The crew roared with approval. Petkau took it the way a good surrogate grandson always should. Biddy ambled away from the crew into the midday sign, using the fenders of the crew’s cars to steady her stroll. Fiddler’s mother, Ada, appeared at the doorway, drying her h
ands on a well-worn tea towel. She was the spitting image of Biddy, but in her early 50s, without a squint, a cane, and the effects of a stroke to slow her down. “Lunch is ready, come get it while it’s hot!” Ada’s stew was the stuff of legend, with Biddy’s best potatoes, turnips, and a mix of Interlake rabbit, moose, and venison, a ratio that varied throughout the year with what was in the freezer and what was in season. Biddy’s bannock would ensure that the plates were wiped squeaky clean.
The interior of the former Highland Glen School had little remaining that spoke of school days, except for the kitchen, and two former boys and girls bathroom doors that had become an oversized dining room table. The signs for Dick and Jane were still screwed tight to the doors, which were mounted on sawhorses culled from scrap lumber. The rest of the space was at least two years away from being renovated, with gutted walls, naked framing, loose drywall sheets, and a few buckets placed strategically around the house for the leaks from the flat roof. Petkau had hung a protective tarp over his most prized indoor possession, a massive Sony VideoScope projection TV. The curved screen was about three times as big as a regular console unit.

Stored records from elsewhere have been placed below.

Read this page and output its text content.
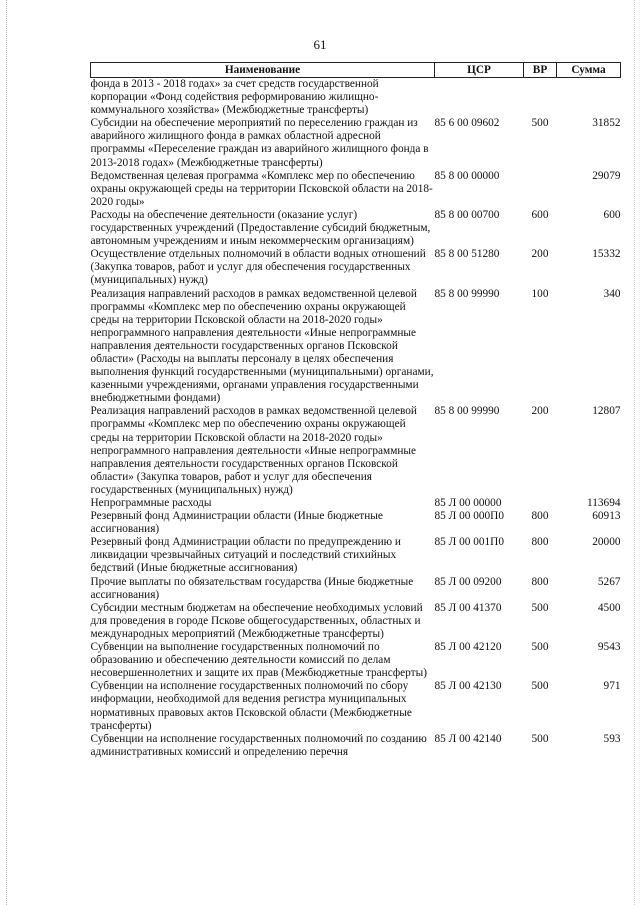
61
Наименование	ЦСР	ВР	Сумма
фонда в 2013 - 2018 годах» за счет средств государственной корпорации «Фонд содействия реформированию жилищно-коммунального хозяйства» (Межбюджетные трансферты)			
Субсидии на обеспечение мероприятий по переселению граждан из аварийного жилищного фонда в рамках областной адресной программы «Переселение граждан из аварийного жилищного фонда в 2013-2018 годах» (Межбюджетные трансферты)	85 6 00 09602	500	31852
Ведомственная целевая программа «Комплекс мер по обеспечению охраны окружающей среды на территории Псковской области на 2018-2020 годы»	85 8 00 00000		29079
Расходы на обеспечение деятельности (оказание услуг) государственных учреждений (Предоставление субсидий бюджетным, автономным учреждениям и иным некоммерческим организациям)	85 8 00 00700	600	600
Осуществление отдельных полномочий в области водных отношений (Закупка товаров, работ и услуг для обеспечения государственных (муниципальных) нужд)	85 8 00 51280	200	15332
Реализация направлений расходов в рамках ведомственной целевой программы «Комплекс мер по обеспечению охраны окружающей среды на территории Псковской области на 2018-2020 годы» непрограммного направления деятельности «Иные непрограммные направления деятельности государственных органов Псковской области» (Расходы на выплаты персоналу в целях обеспечения выполнения функций государственными (муниципальными) органами, казенными учреждениями, органами управления государственными внебюджетными фондами)	85 8 00 99990	100	340
Реализация направлений расходов в рамках ведомственной целевой программы «Комплекс мер по обеспечению охраны окружающей среды на территории Псковской области на 2018-2020 годы» непрограммного направления деятельности «Иные непрограммные направления деятельности государственных органов Псковской области» (Закупка товаров, работ и услуг для обеспечения государственных (муниципальных) нужд)	85 8 00 99990	200	12807
Непрограммные расходы	85 Л 00 00000		113694
Резервный фонд Администрации области (Иные бюджетные ассигнования)	85 Л 00 000П0	800	60913
Резервный фонд Администрации области по предупреждению и ликвидации чрезвычайных ситуаций и последствий стихийных бедствий (Иные бюджетные ассигнования)	85 Л 00 001П0	800	20000
Прочие выплаты по обязательствам государства (Иные бюджетные ассигнования)	85 Л 00 09200	800	5267
Субсидии местным бюджетам на обеспечение необходимых условий для проведения в городе Пскове общегосударственных, областных и международных мероприятий (Межбюджетные трансферты)	85 Л 00 41370	500	4500
Субвенции на выполнение государственных полномочий по образованию и обеспечению деятельности комиссий по делам несовершеннолетних и защите их прав (Межбюджетные трансферты)	85 Л 00 42120	500	9543
Субвенции на исполнение государственных полномочий по сбору информации, необходимой для ведения регистра муниципальных нормативных правовых актов Псковской области (Межбюджетные трансферты)	85 Л 00 42130	500	971
Субвенции на исполнение государственных полномочий по созданию административных комиссий и определению перечня	85 Л 00 42140	500	593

Petkau had picked it up at a sheriff’s auction last summer. It was fed by a satellite dish on the front lawn that looked big enough to talk to ham radio operators on Jupiter.
The crew dug into the lunch, worrying little about the ladle slop that was splashing the makeshift table. Ada shook her head. “I don’t know why we use a table. You boys could get by with a trough.”